Internet search engine giant Google on Tuesday announced the expansion of its translation services to include five more Indian languages — Bengali, Gujarati, Kannada, Tamil and Telugu — thus increasing its reach to a potential half a million population.
“Beginning today, you can explore the linguistic diversity of the Indian sub—continent with Google translate, which now supports five new experimental alpha languages: Bengali, Gujarati, Kannada, Tamil and Telugu,” said Ashish Venugopal, research scientist at Google.
“In India and Bangladesh alone, more than 500 million people speak these five languages. Since 2009, we’ve launched a total of 11 alpha languages, bringing the current number of languages supported by Google Translate to 63,” he wrote in a Google Blog.
Mr. Venugopal said one can expect translations for these new alpha languages to be less fluent and include many more untranslated words than some of the more mature languages —— like Spanish or Chinese —— which have much more of the web content that powers its statistical machine translation approach.
“Despite these challenges, we release alpha languages when we believe that they help people better access the multilingual web.

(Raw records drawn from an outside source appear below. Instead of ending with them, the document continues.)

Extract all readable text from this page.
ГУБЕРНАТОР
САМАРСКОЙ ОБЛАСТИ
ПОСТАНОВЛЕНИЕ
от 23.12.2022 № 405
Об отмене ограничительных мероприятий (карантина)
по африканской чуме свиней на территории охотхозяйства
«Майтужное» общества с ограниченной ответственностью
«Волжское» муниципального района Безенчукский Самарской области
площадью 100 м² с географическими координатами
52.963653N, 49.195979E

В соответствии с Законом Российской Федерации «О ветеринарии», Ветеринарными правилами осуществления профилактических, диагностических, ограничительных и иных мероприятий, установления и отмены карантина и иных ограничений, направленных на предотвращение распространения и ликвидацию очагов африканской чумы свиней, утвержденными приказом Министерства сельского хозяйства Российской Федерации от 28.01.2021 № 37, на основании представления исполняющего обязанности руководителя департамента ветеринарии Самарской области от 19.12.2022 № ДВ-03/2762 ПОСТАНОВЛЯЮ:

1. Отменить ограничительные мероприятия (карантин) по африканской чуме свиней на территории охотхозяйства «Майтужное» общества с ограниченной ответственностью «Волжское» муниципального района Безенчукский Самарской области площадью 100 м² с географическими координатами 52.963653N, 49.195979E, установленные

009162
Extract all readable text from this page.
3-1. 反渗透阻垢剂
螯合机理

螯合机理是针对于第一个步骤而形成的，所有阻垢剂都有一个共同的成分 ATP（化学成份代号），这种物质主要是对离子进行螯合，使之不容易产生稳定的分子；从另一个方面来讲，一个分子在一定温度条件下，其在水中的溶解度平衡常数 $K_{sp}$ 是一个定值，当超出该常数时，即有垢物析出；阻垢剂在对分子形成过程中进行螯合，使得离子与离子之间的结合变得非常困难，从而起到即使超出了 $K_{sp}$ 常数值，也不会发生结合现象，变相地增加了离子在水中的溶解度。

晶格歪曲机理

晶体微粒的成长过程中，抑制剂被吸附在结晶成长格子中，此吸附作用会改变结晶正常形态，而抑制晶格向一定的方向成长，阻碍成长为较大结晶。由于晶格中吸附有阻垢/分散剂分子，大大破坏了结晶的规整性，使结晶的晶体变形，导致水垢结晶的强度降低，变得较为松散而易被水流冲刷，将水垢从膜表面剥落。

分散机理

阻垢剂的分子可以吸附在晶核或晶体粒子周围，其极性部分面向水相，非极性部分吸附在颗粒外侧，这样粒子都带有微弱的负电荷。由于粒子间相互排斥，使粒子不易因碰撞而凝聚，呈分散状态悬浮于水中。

If you notice incorrect or missing translations for any of our languages, please correct us; we enjoy learning from our mistakes and your feedback helps us graduate new languages from alpha status,” the Google research scientist said.
“Since these languages each have their own unique scripts, we have enabled a transliterated input method for those of you without Indian language keyboards,” he said and hoped that the launch of these new alpha languages will help one better understand the Indic (Indo—Aryan languages) web and encourage the publication of new content in Indic languages, taking Google five alpha steps closer to a web without language barriers.